Amazed, she said, “Yours?”
“Ours. It was hidden in Shacket’s car.”
She had brought a bottle of good red wine. She set it on the island and buried her face in the money, and inhaled deeply. When she looked up, she said, “You are going to get so totally humped.”
“I need to take a quick shower.”
“It better be quick. I’ll be waiting in bed with two glasses of wine, Mr. Big.”
He loved it when she called him Mr. Big. How astonishing that, only a short while ago, he had been lying on the kitchen floor in the fetal position, convinced that his life must be over or that his future must be diminished to the point that he had nothing to live for anymore. Now a bright future was assured, and he was shortly to be wrung dry by Rita, who was a fabulous ride. She would be even more fabulous if he pretended she was Megan Bookman.
112
The center of the action was upstairs now, and Woody’s mom didn’t have to be concerned about him and Kipp being up here alone, as she had worried when the deputies were first withdrawn.
In his room, with Kipp at his side, Woody had spent half an hour on the Wire with Bella, the golden retriever who lived in Santa Rosa with the Montell family. Of all the members of the Mysterium, she was the most experienced with the uses of the Wire, because for years she had volunteered to remain receptive around the clock, seven days a week, when others were tuned out. And when she had a major news alert to share, she forced connections with all of her kind and implanted the story in their minds. Woody’s awareness of the Wire had at first been subconscious, and his initial use of it had been unintended, when he had drawn Kipp to him. Now he needed to know everything about how to use it. Bella not only advised him but also sent down the Wire a data package that in minutes made him as accomplished at transmission as any of the Mysterians.
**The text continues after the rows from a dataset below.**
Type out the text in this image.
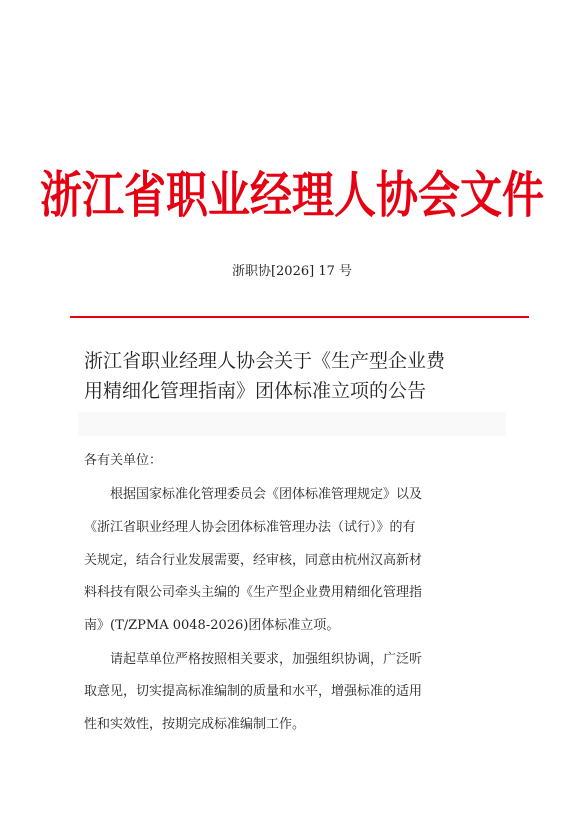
浙江省职业经理人协会文件
浙职协[2026] 17 号
浙江省职业经理人协会关于《生产型企业费
用精细化管理指南》团体标准立项的公告
各有关单位：
根据国家标准化管理委员会《团体标准管理规定》以及
《浙江省职业经理人协会团体标准管理办法（试行）》的有
关规定，结合行业发展需要，经审核，同意由杭州汉高新材
料科技有限公司牵头主编的《生产型企业费用精细化管理指
南》(T/ZPMA 0048-2026)团体标准立项。
请起草单位严格按照相关要求，加强组织协调，广泛听
取意见，切实提高标准编制的质量和水平，增强标准的适用
性和实效性，按期完成标准编制工作。
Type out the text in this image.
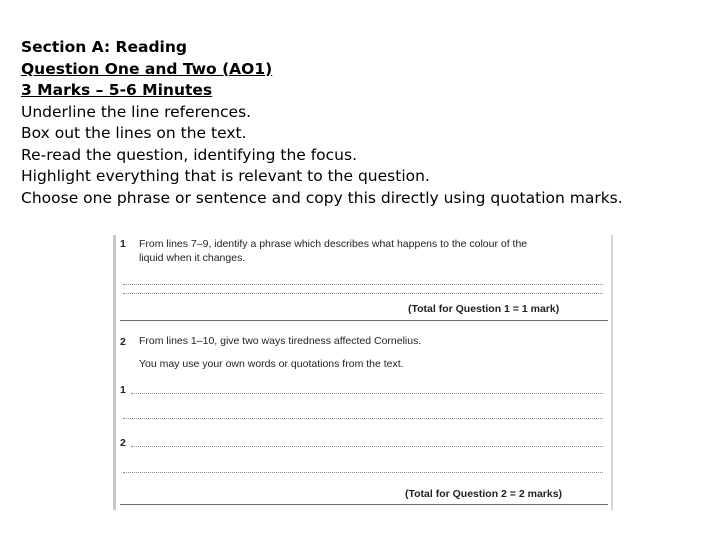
Section A: Reading
Question One and Two (AO1)
3 Marks – 5-6 Minutes
Underline the line references.
Box out the lines on the text.
Re-read the question, identifying the focus.
Highlight everything that is relevant to the question.
Choose one phrase or sentence and copy this directly using quotation marks.
1 From lines 7–9, identify a phrase which describes what happens to the colour of the
liquid when it changes.
(Total for Question 1 = 1 mark)
2 From lines 1–10, give two ways tiredness affected Cornelius.
You may use your own words or quotations from the text.
1
2
(Total for Question 2 = 2 marks)
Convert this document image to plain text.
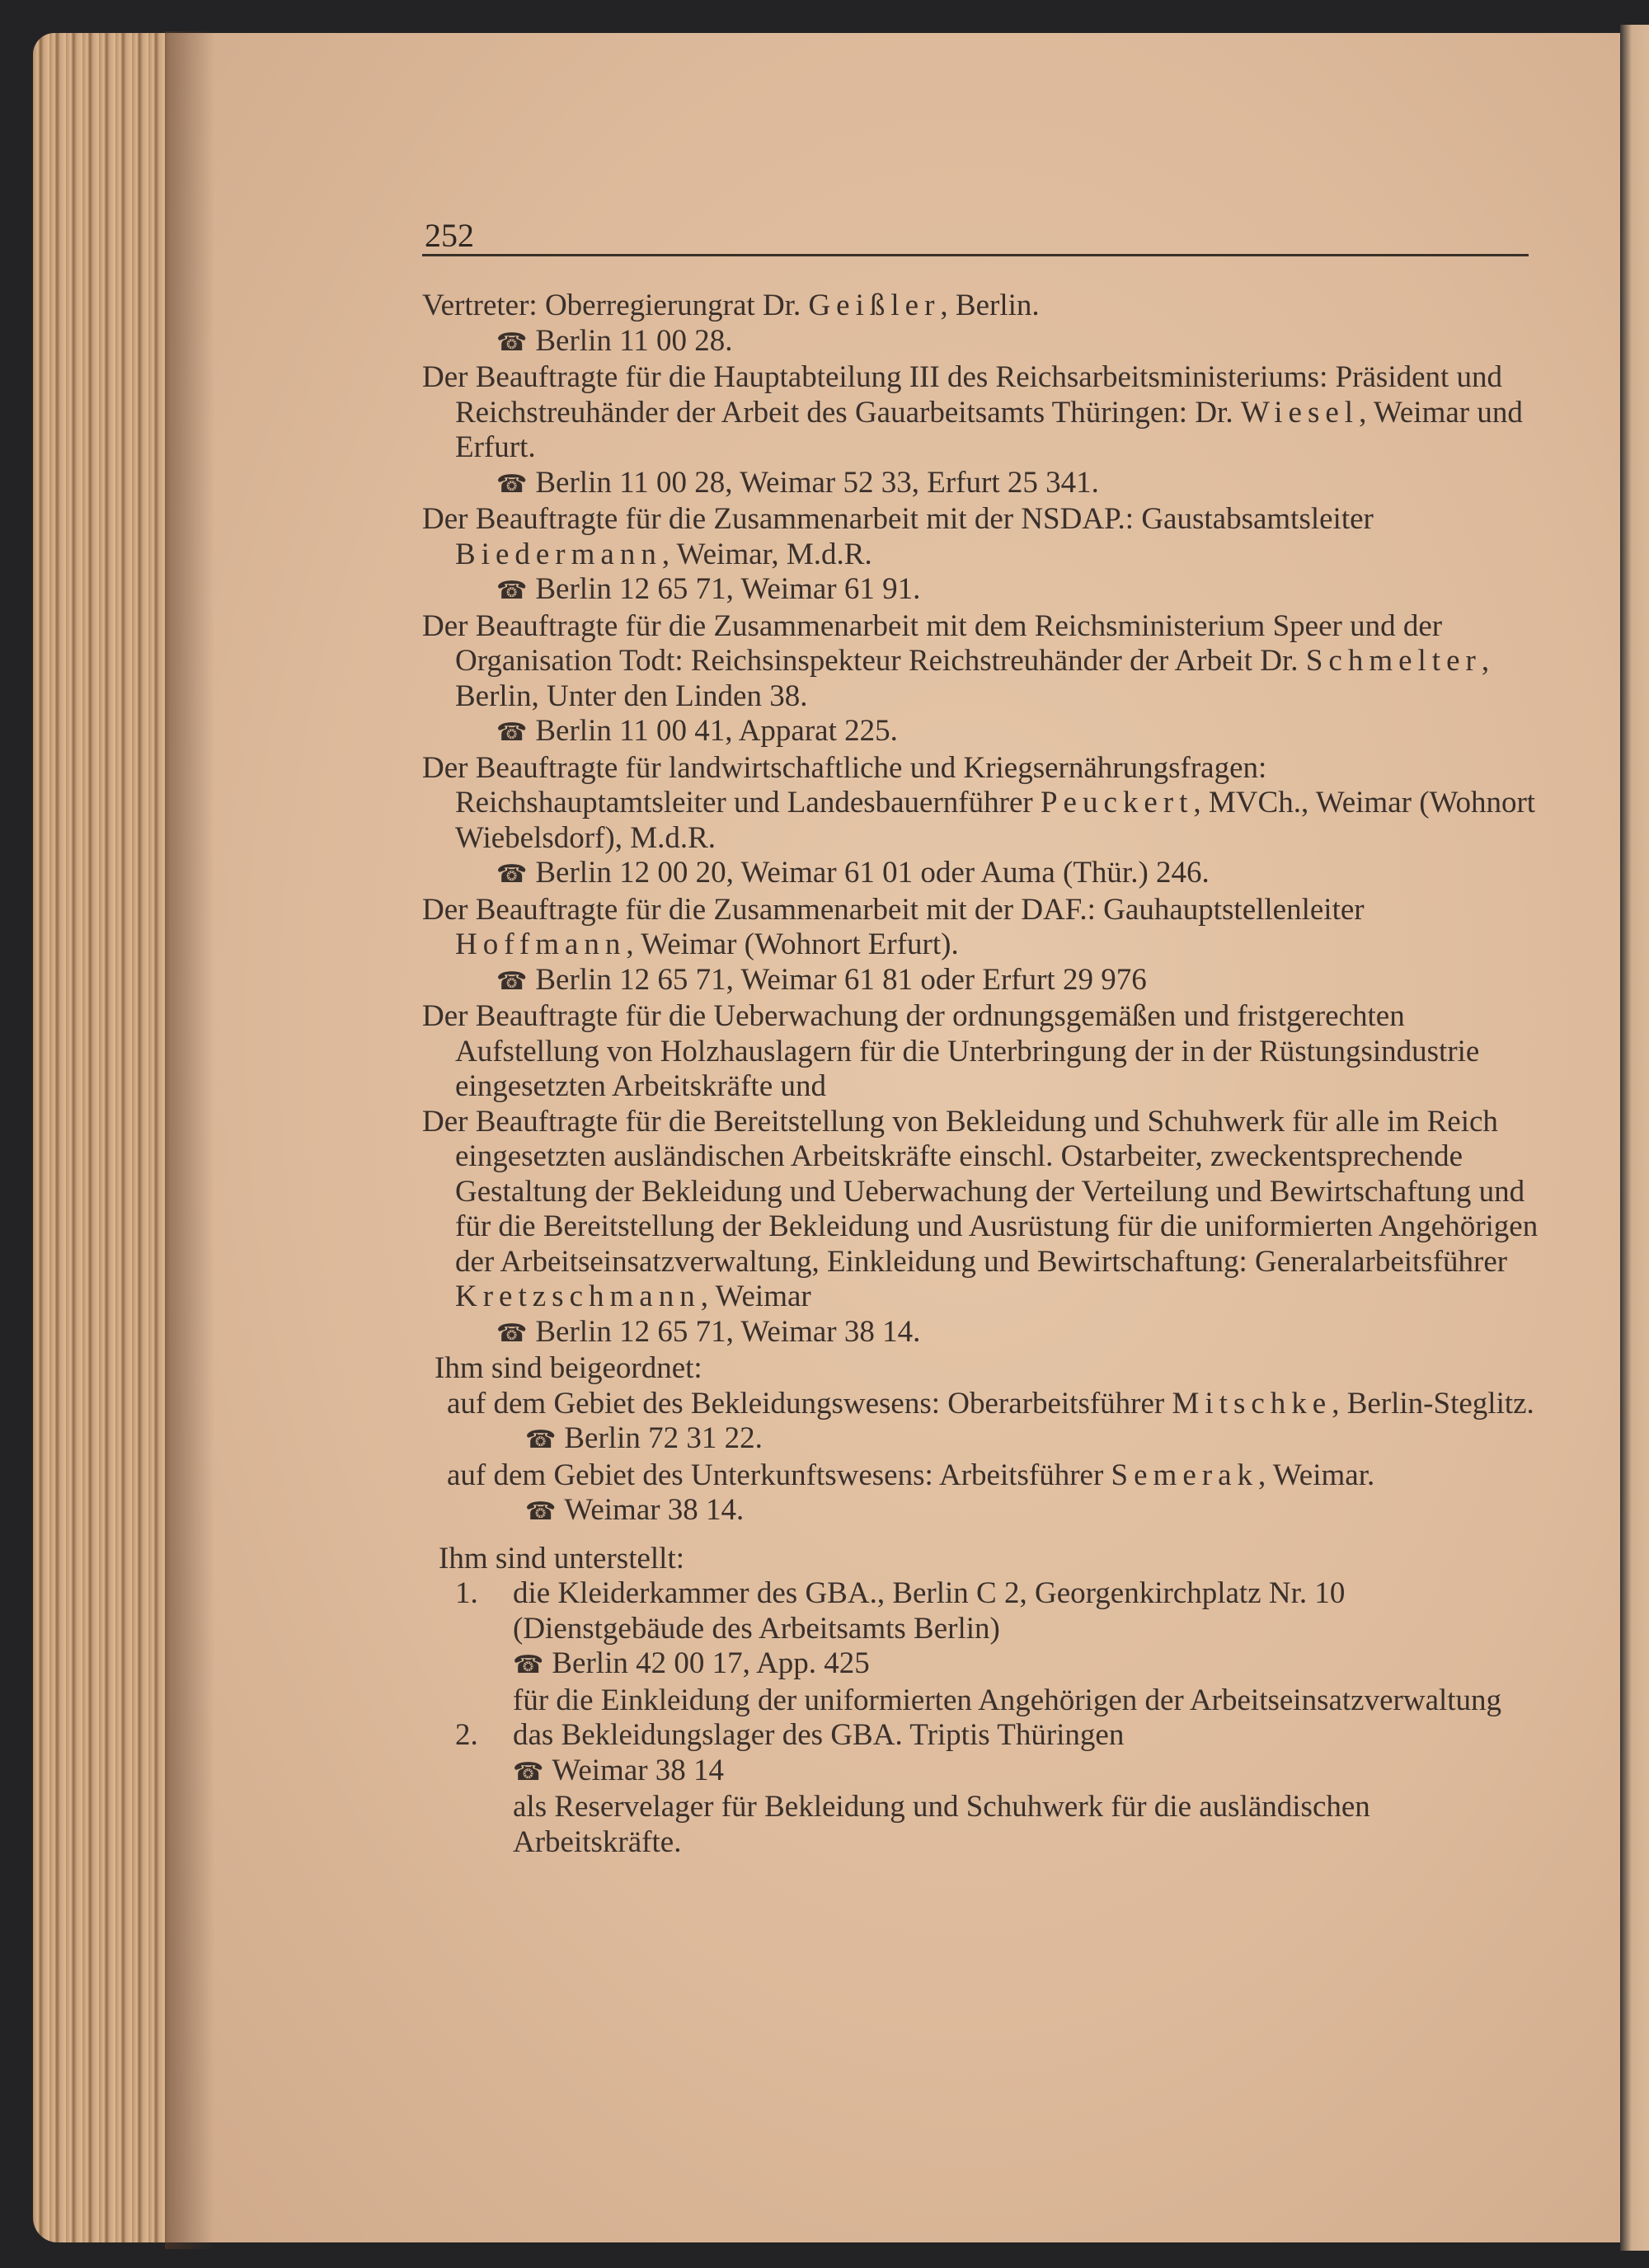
252

Vertreter: Oberregierungrat Dr. Geißler, Berlin.

☎ Berlin 11 00 28.

Der Beauftragte für die Hauptabteilung III des Reichsarbeitsministeriums: Präsident und Reichstreuhänder der Arbeit des Gauarbeitsamts Thüringen: Dr. Wiesel, Weimar und Erfurt.

☎ Berlin 11 00 28, Weimar 52 33, Erfurt 25 341.

Der Beauftragte für die Zusammenarbeit mit der NSDAP.: Gaustabsamtsleiter Biedermann, Weimar, M.d.R.

☎ Berlin 12 65 71, Weimar 61 91.

Der Beauftragte für die Zusammenarbeit mit dem Reichsministerium Speer und der Organisation Todt: Reichsinspekteur Reichstreuhänder der Arbeit Dr. Schmelter, Berlin, Unter den Linden 38.

☎ Berlin 11 00 41, Apparat 225.

Der Beauftragte für landwirtschaftliche und Kriegsernährungsfragen: Reichshauptamtsleiter und Landesbauernführer Peuckert, MVCh., Weimar (Wohnort Wiebelsdorf), M.d.R.

☎ Berlin 12 00 20, Weimar 61 01 oder Auma (Thür.) 246.

Der Beauftragte für die Zusammenarbeit mit der DAF.: Gauhauptstellenleiter Hoffmann, Weimar (Wohnort Erfurt).

☎ Berlin 12 65 71, Weimar 61 81 oder Erfurt 29 976

Der Beauftragte für die Ueberwachung der ordnungsgemäßen und fristgerechten Aufstellung von Holzhauslagern für die Unterbringung der in der Rüstungsindustrie eingesetzten Arbeitskräfte und

Der Beauftragte für die Bereitstellung von Bekleidung und Schuhwerk für alle im Reich eingesetzten ausländischen Arbeitskräfte einschl. Ostarbeiter, zweckentsprechende Gestaltung der Bekleidung und Ueberwachung der Verteilung und Bewirtschaftung und für die Bereitstellung der Bekleidung und Ausrüstung für die uniformierten Angehörigen der Arbeitseinsatzverwaltung, Einkleidung und Bewirtschaftung: Generalarbeitsführer Kretzschmann, Weimar

☎ Berlin 12 65 71, Weimar 38 14.

Ihm sind beigeordnet:

auf dem Gebiet des Bekleidungswesens: Oberarbeitsführer Mitschke, Berlin-Steglitz.

☎ Berlin 72 31 22.

auf dem Gebiet des Unterkunftswesens: Arbeitsführer Semerak, Weimar.

☎ Weimar 38 14.

Ihm sind unterstellt:

1. die Kleiderkammer des GBA., Berlin C 2, Georgenkirchplatz Nr. 10 (Dienstgebäude des Arbeitsamts Berlin)

☎ Berlin 42 00 17, App. 425

für die Einkleidung der uniformierten Angehörigen der Arbeitseinsatzverwaltung

2. das Bekleidungslager des GBA. Triptis Thüringen

☎ Weimar 38 14

als Reservelager für Bekleidung und Schuhwerk für die ausländischen Arbeitskräfte.
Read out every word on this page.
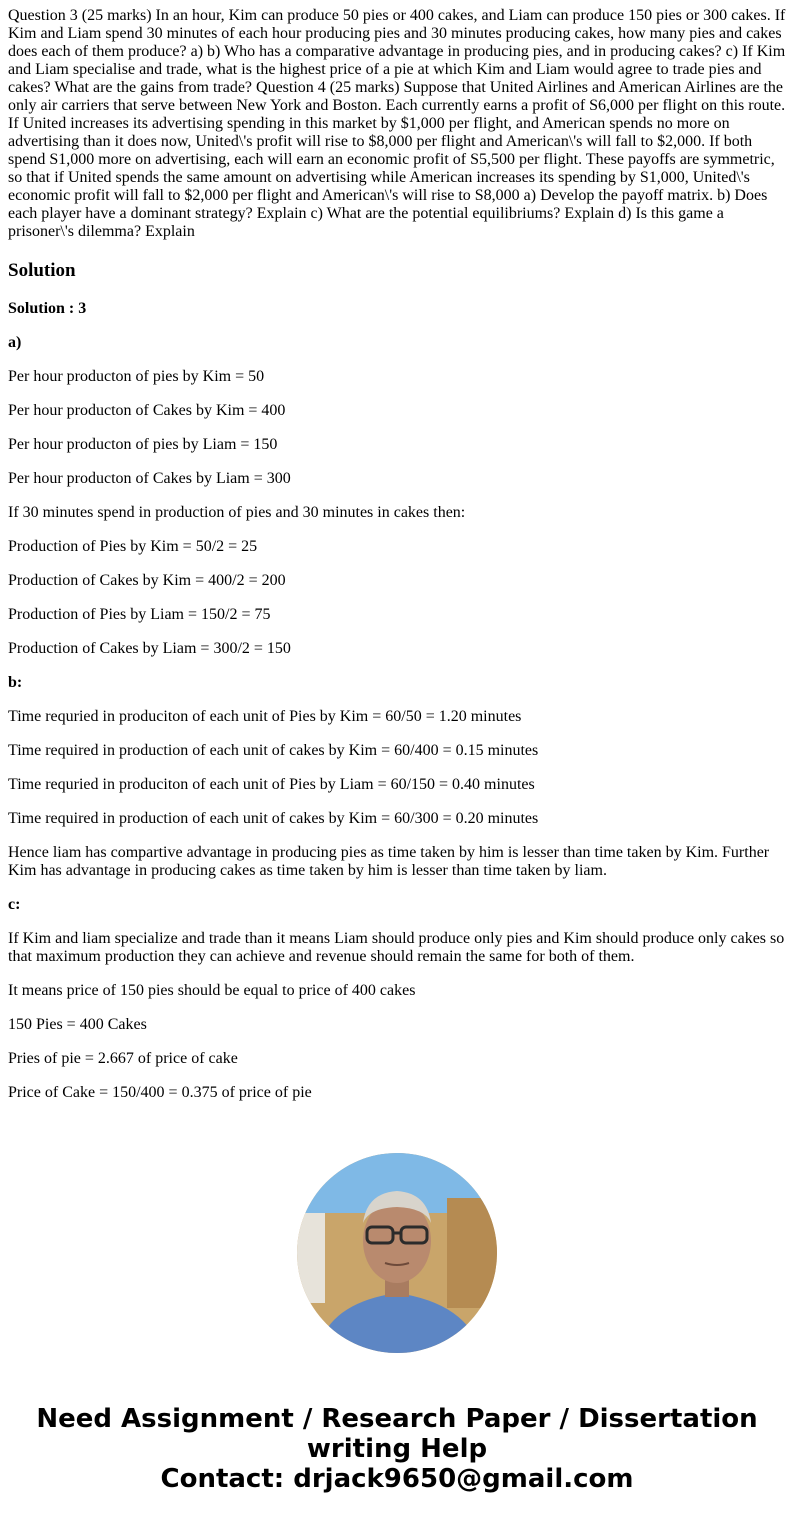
Question 3 (25 marks) In an hour, Kim can produce 50 pies or 400 cakes, and Liam can produce 150 pies or 300 cakes. If Kim and Liam spend 30 minutes of each hour producing pies and 30 minutes producing cakes, how many pies and cakes does each of them produce? a) b) Who has a comparative advantage in producing pies, and in producing cakes? c) If Kim and Liam specialise and trade, what is the highest price of a pie at which Kim and Liam would agree to trade pies and cakes? What are the gains from trade? Question 4 (25 marks) Suppose that United Airlines and American Airlines are the only air carriers that serve between New York and Boston. Each currently earns a profit of S6,000 per flight on this route. If United increases its advertising spending in this market by $1,000 per flight, and American spends no more on advertising than it does now, United\'s profit will rise to $8,000 per flight and American\'s will fall to $2,000. If both spend S1,000 more on advertising, each will earn an economic profit of S5,500 per flight. These payoffs are symmetric, so that if United spends the same amount on advertising while American increases its spending by S1,000, United\'s economic profit will fall to $2,000 per flight and American\'s will rise to S8,000 a) Develop the payoff matrix. b) Does each player have a dominant strategy? Explain c) What are the potential equilibriums? Explain d) Is this game a prisoner\'s dilemma? Explain

Solution

Solution : 3

a)

Per hour producton of pies by Kim = 50

Per hour producton of Cakes by Kim = 400

Per hour producton of pies by Liam = 150

Per hour producton of Cakes by Liam = 300

If 30 minutes spend in production of pies and 30 minutes in cakes then:

Production of Pies by Kim = 50/2 = 25

Production of Cakes by Kim = 400/2 = 200

Production of Pies by Liam = 150/2 = 75

Production of Cakes by Liam = 300/2 = 150

b:

Time requried in produciton of each unit of Pies by Kim = 60/50 = 1.20 minutes

Time required in production of each unit of cakes by Kim = 60/400 = 0.15 minutes

Time requried in produciton of each unit of Pies by Liam = 60/150 = 0.40 minutes

Time required in production of each unit of cakes by Kim = 60/300 = 0.20 minutes

Hence liam has compartive advantage in producing pies as time taken by him is lesser than time taken by Kim. Further Kim has advantage in producing cakes as time taken by him is lesser than time taken by liam.

c:

If Kim and liam specialize and trade than it means Liam should produce only pies and Kim should produce only cakes so that maximum production they can achieve and revenue should remain the same for both of them.

It means price of 150 pies should be equal to price of 400 cakes

150 Pies = 400 Cakes

Pries of pie = 2.667 of price of cake

Price of Cake = 150/400 = 0.375 of price of pie

Need Assignment / Research Paper / Dissertation writing Help
Contact: drjack9650@gmail.com
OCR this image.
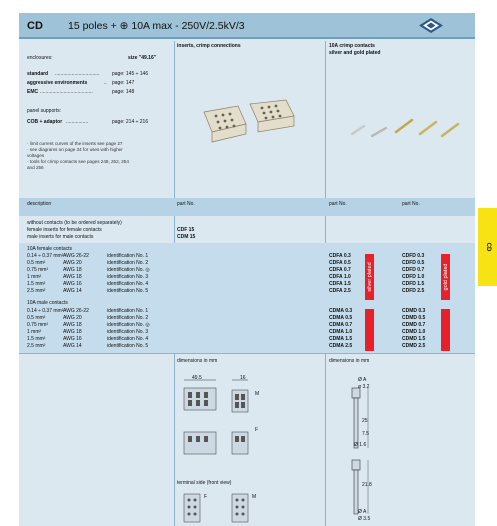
CD 15 poles + ⊕ 10A max - 250V/2.5kV/3
enclosures:	size "49.16"
standard ................................	page: 145 ÷ 146
aggressive environments	.. page: 147
EMC ......................................	page: 148
panel supports:
COB + adaptor ................	page: 214 ÷ 216
· limit current curves of the inserts see page 27
· see diagrams on page 34 for uses with higher
voltages
· tools for crimp contacts see pages 248, 252, 254
and 256
inserts, crimp connections	10A crimp contacts
silver and gold plated
description	part No.	part No.	part No.
without contacts (to be ordered separately)
female inserts for female contacts	CDF 15
male inserts for male contacts	CDM 15
10A female contacts
0.14 ÷ 0.37 mm² AWG 26-22	identification No. 1	CDFA 0.3	CDFD 0.3
0.5 mm²	AWG 20	identification No. 2	CDFA 0.5	CDFD 0.5
0.75 mm²	AWG 18	identification No. ◎	CDFA 0.7	CDFD 0.7
1 mm²	AWG 18	identification No. 3	CDFA 1.0	CDFD 1.0
1.5 mm²	AWG 16	identification No. 4	CDFA 1.5	CDFD 1.5
2.5 mm²	AWG 14	identification No. 5	CDFA 2.5	CDFD 2.5
10A male contacts
0.14 ÷ 0.37 mm² AWG 26-22	identification No. 1	CDMA 0.3	CDMD 0.3
0.5 mm²	AWG 20	identification No. 2	CDMA 0.5	CDMD 0.5
0.75 mm²	AWG 18	identification No. ◎	CDMA 0.7	CDMD 0.7
1 mm²	AWG 18	identification No. 3	CDMA 1.0	CDMD 1.0
1.5 mm²	AWG 16	identification No. 4	CDMA 1.5	CDMD 1.5
2.5 mm²	AWG 14	identification No. 5	CDMA 2.5	CDMD 2.5
silver plated	gold plated
dimensions in mm	dimensions in mm
49.5	16
M
F
terminal side (front view)
F	M
Ø A
ø 3.2
25
7.5
Ø 1.6
21.8
Ø A
Ø 3.5
CD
The result of this education was a further unlocking of doors that he hadn’t known were closed within his mind, a sense of freedom and completeness rising in him like a helium-filled balloon with the words Happy Birthday emblazoned on it. His metamorphosis had begun with the communion between him and Kipp, when they had stared into each other’s eyes on the bed the previous night, and now thanks to Bella, it was complete.